Intermediate Invasive Fungal Sinusitis, a Distinct Entity From Acute Fulminant and Chronic Invasive Fungal Sinusitis.

2021 
Background The current classification system of invasive fungal sinusitis (IFS) includes acute (aIFS) and chronic (cIFS) phenotypes. Both phenotypes display histopathologic evidence of tissue necrosis, but differ by presence of angioinvasion, extent of necrosis, and disease progression. aIFS is defined by a rapid onset of symptoms, while cIFS slowly progresses over ≥12 weeks. However, a subset of IFS patients do not fit into the clinical presentation and histopathologic characteristics of either aIFS or cIFS. Objectives To investigate the demographic, clinical, and histopathologic characteristics of a distinct subset of IFS. Methods Retrospective review of patients with IFS from a single tertiary-care institution (2010-2020). Patients with symptoms for ≤4 weeks were classified as aIFS if they displayed endoscopic evidence of mucosal necrosis or fungal angioinvasion on pathology.

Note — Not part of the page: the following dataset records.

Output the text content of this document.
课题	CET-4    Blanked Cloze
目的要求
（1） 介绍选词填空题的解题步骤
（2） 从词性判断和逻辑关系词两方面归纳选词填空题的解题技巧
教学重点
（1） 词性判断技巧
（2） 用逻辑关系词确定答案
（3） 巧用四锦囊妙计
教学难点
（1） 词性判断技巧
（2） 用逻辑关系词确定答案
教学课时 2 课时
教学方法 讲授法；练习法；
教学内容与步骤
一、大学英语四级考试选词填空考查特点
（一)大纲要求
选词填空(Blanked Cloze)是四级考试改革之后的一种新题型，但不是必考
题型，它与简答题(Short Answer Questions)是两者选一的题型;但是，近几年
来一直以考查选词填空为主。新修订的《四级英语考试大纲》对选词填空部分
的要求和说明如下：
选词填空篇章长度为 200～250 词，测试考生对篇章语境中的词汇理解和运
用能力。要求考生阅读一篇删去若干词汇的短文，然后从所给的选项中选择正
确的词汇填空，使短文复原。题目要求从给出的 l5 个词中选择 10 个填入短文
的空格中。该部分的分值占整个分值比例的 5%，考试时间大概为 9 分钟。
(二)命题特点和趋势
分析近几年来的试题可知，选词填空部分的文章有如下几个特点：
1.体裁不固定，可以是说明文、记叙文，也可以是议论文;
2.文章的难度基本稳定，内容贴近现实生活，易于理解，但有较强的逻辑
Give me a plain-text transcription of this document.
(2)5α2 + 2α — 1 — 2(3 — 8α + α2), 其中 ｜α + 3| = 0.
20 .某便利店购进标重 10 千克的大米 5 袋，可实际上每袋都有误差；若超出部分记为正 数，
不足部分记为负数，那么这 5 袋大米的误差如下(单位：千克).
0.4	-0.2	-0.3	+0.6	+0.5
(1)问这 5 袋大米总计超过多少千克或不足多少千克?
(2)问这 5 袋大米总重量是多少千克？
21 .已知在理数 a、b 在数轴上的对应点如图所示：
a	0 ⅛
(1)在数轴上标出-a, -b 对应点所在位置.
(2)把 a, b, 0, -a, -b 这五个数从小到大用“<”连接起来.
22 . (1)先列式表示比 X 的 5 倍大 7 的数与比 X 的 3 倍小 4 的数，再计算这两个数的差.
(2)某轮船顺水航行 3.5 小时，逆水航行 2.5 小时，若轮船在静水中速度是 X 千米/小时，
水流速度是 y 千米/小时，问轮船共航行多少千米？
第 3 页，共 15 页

Patients with slowly progressive IFS for ≥12 weeks were classified as cIFS. Patients with symptom duration between 4 and 12 weeks with evidence of invasive fungal disease were classified as a new entity and were further investigated. Results Of the 8 patients identified, 50% were immunosuppressed at presentation. The mean symptom duration prior to presentation was 50.5 days (SD 16.8), and common symptoms included facial pain (100%), vision change (87.5%), and blindness (37.5%). Two patients (25%) died of their disease. Sites of fungal involvement confirmed by histopathology included sphenoid (62.5%) and ethmoid sinuses (12.5%), orbital apex (25%), optic nerve (12.5%), pterygopalatine fossa (12.5%), and clivus (12.5%). Fungal elements but without obvious angioinvasion, were identified in all specimens, and fungus balls (50%), granulomas (37.5%), and giant cells (25%) were also observed on histopathology. CT and MRI radiographic imaging showed findings consistent with orbital, intracranial, or skull base involvement in all patients. Conclusion We propose intermediate IFS as a new subgroup of patients with IFS who do not fit into the standard classification of aIFS or cIFS.